In a partial victory for artists such as Chuck Close and the Sam Francis Foundation—and for other visual artists who sold early works for rent money before establishing their name and value—the Ninth Circuit Court of Appeals last week resurrected part of a California law that enables fine artists to share in the profits from resale of their works.  Whether the state law interferes with federal copyright laws remains to be seen.

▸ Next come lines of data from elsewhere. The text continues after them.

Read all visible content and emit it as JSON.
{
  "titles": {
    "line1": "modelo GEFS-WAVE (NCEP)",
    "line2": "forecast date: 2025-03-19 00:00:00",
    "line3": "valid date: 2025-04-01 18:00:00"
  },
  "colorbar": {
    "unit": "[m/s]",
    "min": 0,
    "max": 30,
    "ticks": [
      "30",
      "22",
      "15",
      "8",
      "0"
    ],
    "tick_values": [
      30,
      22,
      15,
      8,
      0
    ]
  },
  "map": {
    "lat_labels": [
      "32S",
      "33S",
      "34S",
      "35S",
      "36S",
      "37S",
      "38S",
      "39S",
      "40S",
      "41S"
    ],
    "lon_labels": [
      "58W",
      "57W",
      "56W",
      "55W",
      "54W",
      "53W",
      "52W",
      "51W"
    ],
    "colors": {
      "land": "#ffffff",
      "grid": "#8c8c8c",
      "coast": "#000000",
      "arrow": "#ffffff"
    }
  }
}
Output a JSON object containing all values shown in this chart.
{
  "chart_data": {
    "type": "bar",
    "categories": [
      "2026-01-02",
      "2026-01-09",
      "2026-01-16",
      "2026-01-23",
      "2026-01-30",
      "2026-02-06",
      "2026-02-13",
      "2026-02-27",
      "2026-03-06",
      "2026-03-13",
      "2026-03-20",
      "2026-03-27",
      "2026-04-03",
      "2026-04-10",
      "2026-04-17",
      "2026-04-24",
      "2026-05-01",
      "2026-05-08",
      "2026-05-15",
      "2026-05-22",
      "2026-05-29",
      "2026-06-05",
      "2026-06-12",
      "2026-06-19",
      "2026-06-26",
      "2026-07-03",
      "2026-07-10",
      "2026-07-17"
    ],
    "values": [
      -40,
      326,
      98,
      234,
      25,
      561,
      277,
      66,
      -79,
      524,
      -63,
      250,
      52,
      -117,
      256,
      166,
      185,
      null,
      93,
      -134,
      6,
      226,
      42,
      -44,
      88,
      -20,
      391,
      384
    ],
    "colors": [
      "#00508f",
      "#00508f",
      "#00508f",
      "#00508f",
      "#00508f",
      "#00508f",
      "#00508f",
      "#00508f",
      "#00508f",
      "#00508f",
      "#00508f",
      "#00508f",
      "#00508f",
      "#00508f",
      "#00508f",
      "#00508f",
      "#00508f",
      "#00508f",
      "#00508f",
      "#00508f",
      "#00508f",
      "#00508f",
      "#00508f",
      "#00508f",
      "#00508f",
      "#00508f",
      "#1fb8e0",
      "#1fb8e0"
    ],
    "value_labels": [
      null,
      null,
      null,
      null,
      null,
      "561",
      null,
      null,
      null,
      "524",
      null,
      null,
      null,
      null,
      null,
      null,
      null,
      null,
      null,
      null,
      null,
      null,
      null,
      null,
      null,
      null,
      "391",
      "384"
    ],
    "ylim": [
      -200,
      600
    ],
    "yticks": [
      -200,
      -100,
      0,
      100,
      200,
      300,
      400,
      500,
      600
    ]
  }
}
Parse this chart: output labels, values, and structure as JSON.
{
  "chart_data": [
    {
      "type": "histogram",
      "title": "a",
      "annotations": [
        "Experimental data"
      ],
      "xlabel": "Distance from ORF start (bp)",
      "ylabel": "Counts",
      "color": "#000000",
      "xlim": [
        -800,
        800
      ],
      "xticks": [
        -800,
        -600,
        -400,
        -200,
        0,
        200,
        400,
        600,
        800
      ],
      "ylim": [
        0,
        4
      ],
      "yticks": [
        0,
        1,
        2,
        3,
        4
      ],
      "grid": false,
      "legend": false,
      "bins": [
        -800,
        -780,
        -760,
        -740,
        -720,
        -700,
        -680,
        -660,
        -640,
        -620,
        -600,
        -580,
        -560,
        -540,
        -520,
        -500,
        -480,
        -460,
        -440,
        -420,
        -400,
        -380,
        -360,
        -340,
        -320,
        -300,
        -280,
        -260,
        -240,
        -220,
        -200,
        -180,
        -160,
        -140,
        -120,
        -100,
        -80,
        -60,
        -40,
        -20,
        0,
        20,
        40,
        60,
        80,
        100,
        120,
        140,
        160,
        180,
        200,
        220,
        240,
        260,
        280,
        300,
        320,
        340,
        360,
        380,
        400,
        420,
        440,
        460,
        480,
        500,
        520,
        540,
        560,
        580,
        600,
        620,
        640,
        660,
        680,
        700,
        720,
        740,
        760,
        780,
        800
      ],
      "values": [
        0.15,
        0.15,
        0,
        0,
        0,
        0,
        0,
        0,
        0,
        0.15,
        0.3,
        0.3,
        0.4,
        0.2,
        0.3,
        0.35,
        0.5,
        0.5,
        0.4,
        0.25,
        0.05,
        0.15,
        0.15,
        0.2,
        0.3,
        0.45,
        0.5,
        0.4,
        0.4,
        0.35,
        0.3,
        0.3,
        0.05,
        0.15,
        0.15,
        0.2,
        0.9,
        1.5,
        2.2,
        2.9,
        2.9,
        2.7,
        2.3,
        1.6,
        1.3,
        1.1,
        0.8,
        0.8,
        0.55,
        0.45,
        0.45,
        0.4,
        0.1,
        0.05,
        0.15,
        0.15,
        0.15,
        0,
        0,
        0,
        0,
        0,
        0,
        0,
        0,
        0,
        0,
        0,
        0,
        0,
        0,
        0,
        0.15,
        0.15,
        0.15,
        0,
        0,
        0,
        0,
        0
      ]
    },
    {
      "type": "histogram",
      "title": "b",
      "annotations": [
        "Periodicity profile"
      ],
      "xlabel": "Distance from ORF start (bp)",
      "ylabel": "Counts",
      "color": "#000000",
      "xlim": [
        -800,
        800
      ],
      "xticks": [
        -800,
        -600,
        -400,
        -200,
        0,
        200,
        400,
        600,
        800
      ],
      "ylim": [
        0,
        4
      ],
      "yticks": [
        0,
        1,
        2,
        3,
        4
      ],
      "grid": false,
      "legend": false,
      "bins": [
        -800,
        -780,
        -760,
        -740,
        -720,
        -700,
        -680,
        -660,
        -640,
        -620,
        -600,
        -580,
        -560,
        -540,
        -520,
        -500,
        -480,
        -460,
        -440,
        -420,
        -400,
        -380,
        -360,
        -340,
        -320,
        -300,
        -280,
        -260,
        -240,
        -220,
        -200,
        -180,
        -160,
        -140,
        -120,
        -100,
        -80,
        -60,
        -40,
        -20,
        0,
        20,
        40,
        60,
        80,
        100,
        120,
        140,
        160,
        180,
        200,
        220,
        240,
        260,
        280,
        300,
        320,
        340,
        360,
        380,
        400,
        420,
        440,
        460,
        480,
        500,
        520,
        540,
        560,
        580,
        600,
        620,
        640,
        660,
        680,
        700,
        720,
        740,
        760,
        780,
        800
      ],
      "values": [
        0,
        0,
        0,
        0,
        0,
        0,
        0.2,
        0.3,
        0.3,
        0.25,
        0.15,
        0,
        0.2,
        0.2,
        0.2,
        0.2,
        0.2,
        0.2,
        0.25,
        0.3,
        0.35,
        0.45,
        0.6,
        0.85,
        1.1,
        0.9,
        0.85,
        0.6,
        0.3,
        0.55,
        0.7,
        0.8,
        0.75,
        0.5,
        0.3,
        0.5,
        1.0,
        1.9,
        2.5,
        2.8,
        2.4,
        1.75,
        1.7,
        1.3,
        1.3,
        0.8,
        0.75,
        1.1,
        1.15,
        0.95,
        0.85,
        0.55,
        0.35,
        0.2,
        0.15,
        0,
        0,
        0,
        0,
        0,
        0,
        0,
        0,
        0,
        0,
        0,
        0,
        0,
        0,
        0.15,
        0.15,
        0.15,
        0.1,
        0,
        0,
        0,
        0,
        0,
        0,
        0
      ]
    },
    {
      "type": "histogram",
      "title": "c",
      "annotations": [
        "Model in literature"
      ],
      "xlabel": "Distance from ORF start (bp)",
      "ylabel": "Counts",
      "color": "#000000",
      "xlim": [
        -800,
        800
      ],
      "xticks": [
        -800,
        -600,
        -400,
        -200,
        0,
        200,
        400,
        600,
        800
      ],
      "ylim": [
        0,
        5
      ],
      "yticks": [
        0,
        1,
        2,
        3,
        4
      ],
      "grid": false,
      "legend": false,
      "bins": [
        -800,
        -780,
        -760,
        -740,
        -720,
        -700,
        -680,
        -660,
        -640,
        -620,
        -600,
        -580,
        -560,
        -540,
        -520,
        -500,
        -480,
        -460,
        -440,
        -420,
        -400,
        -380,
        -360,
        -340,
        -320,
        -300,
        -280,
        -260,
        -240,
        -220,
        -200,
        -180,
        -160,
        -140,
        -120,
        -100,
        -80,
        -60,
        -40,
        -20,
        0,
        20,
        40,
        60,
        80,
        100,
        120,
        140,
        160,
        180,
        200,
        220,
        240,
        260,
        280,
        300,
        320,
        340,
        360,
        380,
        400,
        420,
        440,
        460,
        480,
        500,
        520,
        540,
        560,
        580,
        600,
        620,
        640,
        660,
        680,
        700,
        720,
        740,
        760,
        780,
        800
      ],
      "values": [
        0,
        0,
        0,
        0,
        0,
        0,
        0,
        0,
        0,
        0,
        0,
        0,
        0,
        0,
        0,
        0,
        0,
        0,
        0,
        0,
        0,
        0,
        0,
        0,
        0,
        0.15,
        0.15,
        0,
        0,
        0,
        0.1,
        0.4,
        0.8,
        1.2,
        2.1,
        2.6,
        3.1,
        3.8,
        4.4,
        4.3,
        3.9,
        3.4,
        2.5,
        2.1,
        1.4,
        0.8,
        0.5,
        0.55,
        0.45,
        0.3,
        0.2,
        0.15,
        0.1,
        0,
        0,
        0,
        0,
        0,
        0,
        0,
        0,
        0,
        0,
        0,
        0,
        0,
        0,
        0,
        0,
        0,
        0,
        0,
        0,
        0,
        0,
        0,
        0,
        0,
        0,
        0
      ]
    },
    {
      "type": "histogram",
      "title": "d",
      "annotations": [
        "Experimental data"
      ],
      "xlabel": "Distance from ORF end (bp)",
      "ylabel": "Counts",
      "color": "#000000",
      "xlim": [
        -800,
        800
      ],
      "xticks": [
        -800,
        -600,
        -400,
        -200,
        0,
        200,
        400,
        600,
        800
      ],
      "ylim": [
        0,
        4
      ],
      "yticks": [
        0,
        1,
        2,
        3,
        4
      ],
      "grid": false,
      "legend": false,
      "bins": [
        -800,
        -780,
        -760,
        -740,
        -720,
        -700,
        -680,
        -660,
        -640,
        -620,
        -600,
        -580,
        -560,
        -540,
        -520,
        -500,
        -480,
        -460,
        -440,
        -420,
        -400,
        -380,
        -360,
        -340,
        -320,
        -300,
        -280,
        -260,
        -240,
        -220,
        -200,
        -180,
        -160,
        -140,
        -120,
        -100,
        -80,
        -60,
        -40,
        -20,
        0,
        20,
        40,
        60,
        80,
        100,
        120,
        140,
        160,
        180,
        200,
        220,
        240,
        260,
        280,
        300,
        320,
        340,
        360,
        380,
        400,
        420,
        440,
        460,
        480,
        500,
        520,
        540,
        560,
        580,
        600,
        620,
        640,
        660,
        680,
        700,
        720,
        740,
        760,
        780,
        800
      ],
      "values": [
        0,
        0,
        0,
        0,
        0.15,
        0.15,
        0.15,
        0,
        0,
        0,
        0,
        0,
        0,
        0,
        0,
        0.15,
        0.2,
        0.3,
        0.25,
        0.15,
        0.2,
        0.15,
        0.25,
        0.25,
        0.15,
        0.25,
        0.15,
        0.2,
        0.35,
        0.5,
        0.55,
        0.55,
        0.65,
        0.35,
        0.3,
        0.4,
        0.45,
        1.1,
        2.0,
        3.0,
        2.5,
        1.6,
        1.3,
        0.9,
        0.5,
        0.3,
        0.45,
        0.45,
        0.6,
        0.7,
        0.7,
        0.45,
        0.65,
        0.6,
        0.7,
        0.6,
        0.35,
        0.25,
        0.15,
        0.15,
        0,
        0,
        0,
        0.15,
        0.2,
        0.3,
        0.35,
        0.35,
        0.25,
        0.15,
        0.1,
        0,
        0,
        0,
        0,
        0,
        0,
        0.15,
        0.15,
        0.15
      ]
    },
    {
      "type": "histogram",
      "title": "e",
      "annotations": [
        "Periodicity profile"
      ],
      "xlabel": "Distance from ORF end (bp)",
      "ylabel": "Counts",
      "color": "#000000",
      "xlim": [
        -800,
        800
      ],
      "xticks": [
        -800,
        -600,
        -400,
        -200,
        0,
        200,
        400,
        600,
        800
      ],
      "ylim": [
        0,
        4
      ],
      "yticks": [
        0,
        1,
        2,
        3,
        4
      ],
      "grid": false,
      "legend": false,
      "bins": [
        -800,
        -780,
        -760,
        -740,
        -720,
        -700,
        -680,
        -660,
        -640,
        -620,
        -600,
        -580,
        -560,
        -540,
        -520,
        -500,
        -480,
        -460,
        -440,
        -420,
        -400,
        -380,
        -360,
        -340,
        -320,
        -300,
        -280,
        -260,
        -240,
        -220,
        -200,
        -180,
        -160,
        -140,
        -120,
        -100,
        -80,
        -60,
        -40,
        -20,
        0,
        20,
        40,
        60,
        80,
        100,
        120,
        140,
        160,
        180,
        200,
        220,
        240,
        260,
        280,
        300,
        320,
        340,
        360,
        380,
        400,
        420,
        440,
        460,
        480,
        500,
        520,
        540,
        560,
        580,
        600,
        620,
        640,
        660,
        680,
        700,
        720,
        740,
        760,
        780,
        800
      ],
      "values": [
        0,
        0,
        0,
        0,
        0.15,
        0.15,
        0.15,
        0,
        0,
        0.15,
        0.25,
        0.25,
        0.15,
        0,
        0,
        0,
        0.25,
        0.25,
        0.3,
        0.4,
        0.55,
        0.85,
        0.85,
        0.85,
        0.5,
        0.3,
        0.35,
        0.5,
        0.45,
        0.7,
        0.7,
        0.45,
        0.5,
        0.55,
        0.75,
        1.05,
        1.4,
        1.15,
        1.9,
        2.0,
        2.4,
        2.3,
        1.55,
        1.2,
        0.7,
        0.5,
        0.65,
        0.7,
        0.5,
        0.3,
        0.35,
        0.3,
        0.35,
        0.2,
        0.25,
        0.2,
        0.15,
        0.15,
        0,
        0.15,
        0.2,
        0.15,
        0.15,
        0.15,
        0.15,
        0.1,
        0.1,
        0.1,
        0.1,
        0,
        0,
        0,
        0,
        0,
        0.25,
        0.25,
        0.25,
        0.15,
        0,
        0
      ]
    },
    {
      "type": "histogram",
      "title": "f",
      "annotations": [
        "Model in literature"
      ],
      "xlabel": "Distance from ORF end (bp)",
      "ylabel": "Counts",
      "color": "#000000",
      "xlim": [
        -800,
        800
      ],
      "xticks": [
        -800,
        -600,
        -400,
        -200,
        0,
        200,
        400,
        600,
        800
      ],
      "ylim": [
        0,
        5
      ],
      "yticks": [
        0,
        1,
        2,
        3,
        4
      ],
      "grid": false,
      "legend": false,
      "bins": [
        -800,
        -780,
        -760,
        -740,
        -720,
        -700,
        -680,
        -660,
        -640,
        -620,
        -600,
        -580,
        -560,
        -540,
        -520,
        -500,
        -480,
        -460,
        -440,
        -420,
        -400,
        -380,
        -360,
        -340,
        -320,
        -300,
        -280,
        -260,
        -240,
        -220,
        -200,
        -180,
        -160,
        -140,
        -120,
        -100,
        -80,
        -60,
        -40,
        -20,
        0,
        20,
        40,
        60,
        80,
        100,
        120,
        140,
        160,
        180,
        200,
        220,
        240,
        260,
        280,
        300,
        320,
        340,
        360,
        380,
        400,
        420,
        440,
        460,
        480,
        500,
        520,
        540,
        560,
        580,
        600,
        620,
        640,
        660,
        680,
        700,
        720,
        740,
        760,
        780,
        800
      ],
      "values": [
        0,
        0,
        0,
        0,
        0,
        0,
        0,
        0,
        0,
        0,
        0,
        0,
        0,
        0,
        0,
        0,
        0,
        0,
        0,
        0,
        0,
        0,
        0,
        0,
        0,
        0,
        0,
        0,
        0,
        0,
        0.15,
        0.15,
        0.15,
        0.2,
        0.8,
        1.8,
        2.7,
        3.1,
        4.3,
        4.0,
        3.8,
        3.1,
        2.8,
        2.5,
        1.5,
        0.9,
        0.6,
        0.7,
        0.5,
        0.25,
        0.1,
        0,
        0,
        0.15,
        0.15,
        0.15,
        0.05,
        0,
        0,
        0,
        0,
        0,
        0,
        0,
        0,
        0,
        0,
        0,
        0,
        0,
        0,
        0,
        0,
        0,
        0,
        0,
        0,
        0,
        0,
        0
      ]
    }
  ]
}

The 1976 Resale Royalty Act required California art sellers or their agents to locate artists after selling their work and to pay them 5 percent of the purchase price.  The well-intentioned law ran afoul of the so-called dormant Commerce Clause by purporting to regulate not only sales in California, but also all sales on behalf of California domiciles, even if the sale itself occurred wholly outside of California.  The Commerce Clause, contained in Article I, Section 8, of the U.S. Constitution, permits Congress to regulate interstate commerce, and by implication the dormant Commerce Clause prohibits states from regulating commerce taking place outside of their own boundaries.  See, e.g., Healy v. Beer Instit., 491 U.S. 324 (1989).  The Resale Royalty Act was therefore struck down in its entirety by the Central District of California.  On appeal, however, the Ninth Circuit severed the offending "California domicile" portion, leaving intact the remainder of the law regulating resale taking place in California.

The decision was handed down by a divided en banc court, and included concurring opinions that would have more finely limited the law's application, essentially exempting out-of-state auction houses Christies, Sotheby's, and eBay, which had successfully challenged the law's constitutionality in the district court.  The Ninth Circuit majority did not draw the line as fine as the concurrences, but also did not paint with as broad a brush as the district court.  It agreed that, by attempting to regulate sales by California domiciles wherever they may occur, the legislature violated the Commerce Clause.  Where the district court struck down the entire Act, however, the Ninth Circuit found it permissible and appropriate merely to sever the portion applying to California domiciles.

This effectively lets the auction houses off the hook for non-California sales.  The interesting question remains: does the Resale Royalty Act impermissibly interfere with the Copyright Act, which preempts any state incursion into copyright laws?  California auction houses still affected by the law can argue that the law encroaches upon the first-sale doctrine, which generally permits the rightful owner of a copyrighted work to resell the original freely.  The defendants in the current case made a copyright preemption argument in the district court, but it has not yet been considered.  If any portion of the case survives, this key question may be considered on remand.

The Ninth Circuit's editing of California's statute, together with the copyright preemption issue, begs the question of whether Congress should act.  As U.S. Register of Copyrights Maria A. Pallante recently opined to Congress, visual artists do not benefit from late-career fame the way, say, film or music artists might, as fine art is valued more for its scarcity than for its reproducibility.  See The Register's Perspective on Copyright Review Before the H. Comm. on the Judiciary, 114th Cong. 18-19 (2015).  Therefore, the Copyright Act does not protect visual artists, who spend enormous effort to produce singular works, in the same way that it protects authors and musicians.  A limited federal resale royalties law could correct this disparity.  One reason Congress has not acted is the complexity of administrative and enforcement costs.  If California's experiment is instructive, such complexities have indeed presented barriers to effective enforcement.  But unlike the California law, a federal law could put the onus on the big auction houses and avoid the biggest enforcement problems, which, coupled with modern information technology, could make national resale royalties a reality for those once-starving artists.

The case is Sam Francis Foundation et al. v. Christies, Inc., et al. (9th Cir. May 5, 2015).